Om het wat dichterbij huis te brengen, als je echt wilt testen of ik gelijk heb met mijn bewering daag ik je uit om een Statenvertaling uit 1951 erbij te pakken. De kans is vrij klein dat je zonder spreekwoordelijke kleerscheuren het einde van een hoofdstuk haalt. Ik doe het regelmatig, met de onvermijdelijke uitkomst dat ik een zin twee, soms drie keer moet lezen. In mijn geval is dat dan ook precies de bedoeling, het dwingt me om wat langer, beter nog, wat langzamer en aandachtiger te lezen met hopelijk het gevolg dat er wat meer blijft hangen. Hoe dan ook, mijn oorspronkelijke punt over taal blijft staan.
Ontstaan van woorden
Het mooie daarvan is dat je de eeuwenlange beweging van taal via een kruimelpad terug kan volgen. Met een moeilijk woord noemen we dat etymologie. Hoe dat woord tot stand komt moet je zelf maar een keer opzoeken, maar het betekent zoiets als; de basis van woorden.

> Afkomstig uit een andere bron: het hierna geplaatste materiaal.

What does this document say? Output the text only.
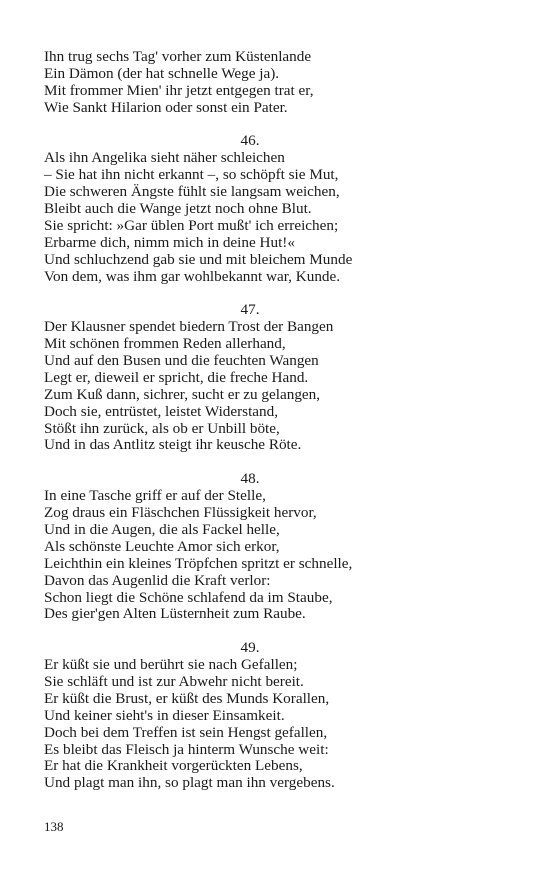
Ihn trug sechs Tag' vorher zum Küstenlande
Ein Dämon (der hat schnelle Wege ja).
Mit frommer Mien' ihr jetzt entgegen trat er,
Wie Sankt Hilarion oder sonst ein Pater.
46.
Als ihn Angelika sieht näher schleichen
– Sie hat ihn nicht erkannt –, so schöpft sie Mut,
Die schweren Ängste fühlt sie langsam weichen,
Bleibt auch die Wange jetzt noch ohne Blut.
Sie spricht: »Gar üblen Port mußt' ich erreichen;
Erbarme dich, nimm mich in deine Hut!«
Und schluchzend gab sie und mit bleichem Munde
Von dem, was ihm gar wohlbekannt war, Kunde.
47.
Der Klausner spendet biedern Trost der Bangen
Mit schönen frommen Reden allerhand,
Und auf den Busen und die feuchten Wangen
Legt er, dieweil er spricht, die freche Hand.
Zum Kuß dann, sichrer, sucht er zu gelangen,
Doch sie, entrüstet, leistet Widerstand,
Stößt ihn zurück, als ob er Unbill böte,
Und in das Antlitz steigt ihr keusche Röte.
48.
In eine Tasche griff er auf der Stelle,
Zog draus ein Fläschchen Flüssigkeit hervor,
Und in die Augen, die als Fackel helle,
Als schönste Leuchte Amor sich erkor,
Leichthin ein kleines Tröpfchen spritzt er schnelle,
Davon das Augenlid die Kraft verlor:
Schon liegt die Schöne schlafend da im Staube,
Des gier'gen Alten Lüsternheit zum Raube.
49.
Er küßt sie und berührt sie nach Gefallen;
Sie schläft und ist zur Abwehr nicht bereit.
Er küßt die Brust, er küßt des Munds Korallen,
Und keiner sieht's in dieser Einsamkeit.
Doch bei dem Treffen ist sein Hengst gefallen,
Es bleibt das Fleisch ja hinterm Wunsche weit:
Er hat die Krankheit vorgerückten Lebens,
Und plagt man ihn, so plagt man ihn vergebens.
138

Gerrit legde ons uit wat de term gezel betekent in het schildersvak. Vooral goed voor de kantoormensen onder ons om dat woord eens te horen, het komt nooit echt ter sprake bij de waterkoeler. Ook bij mij ging er dus op dat moment een lampje aan. Wat een interessant woord: gezel. “Welke woorden kennen we nog meer met gezel? Waar zou het woord vandaan komen? Wat zou het oorspronkelijk betekenen?
Rond de middeleeuwen popt het woord gezel op onder de gilden
Kameraad
Even Googlen (ook zo’n mooi woord) en je komt de oud-Duitse oorsprong van het woord gezel tegen. Waarvan de vertaling zoiets als zaal, woonruimte of gezamenlijke verblijfsplaats betekent. De theorie is dus dat een gezel iemand was met wie je in één huis verbleef, een soort huisgenoten. Of, zoals koningen vroeger hadden, een raad van adviseurs die vaak het grootste deel van de dag in een raadszaal doorbrachten. Kijk in dat licht ook nog maar eens aandachtig naar het woord kameraad. Dat terzijde.
Rond de middeleeuwen popt het woord gezel op onder de gilden die een duidelijke onderverdeling hanteerden van meesters en gezellen, een soort praktijkleerlingen. Het interessante is dat zo’n soort gezel meestal ook voor een afgesproken vaste periode, vaak voor 7 jaar, bij hun meesters inwoonden. Precies zoals de oorsprong van het woord dus al suggereert. Na de afgesproken periode kon een gezel zelf meester worden en zo ook weer gezellen onder zijn hoede nemen.
Lekker gezellig
En nu weer terug naar onze tijd. Met woorden zoals, metgezel en vrijgezel, maar ook gezelligheid en gezelschap. Wat kan dit voor ons betekenen? Nou, de eerste vergelijking, zeer terecht, is: Jezus is onze Meester en wij zijn de gezellen (leerlingen). In de leer bij onze Meester, praktijkervaring opdoen, wonend in Zijn huis. En om er zeker van te zijn dat de vergelijking klopt en tot haar logische conclusie doorgevoerd kan worden kunnen we ook stellen dat wij op onze beurt, weer nieuwe gezellen mogen opleiden. Maar we gaan nog een stapje verder. Als we met alle gezellen bij elkaar zijn zou je dat best een gezelschap kunnen noemen. In Gods huis bij elkaar gekomen met één doel, leren van de Meester, door te doen wat Hij doet. Schenk er wat koffie bij en de gezelligheid is gegarandeerd.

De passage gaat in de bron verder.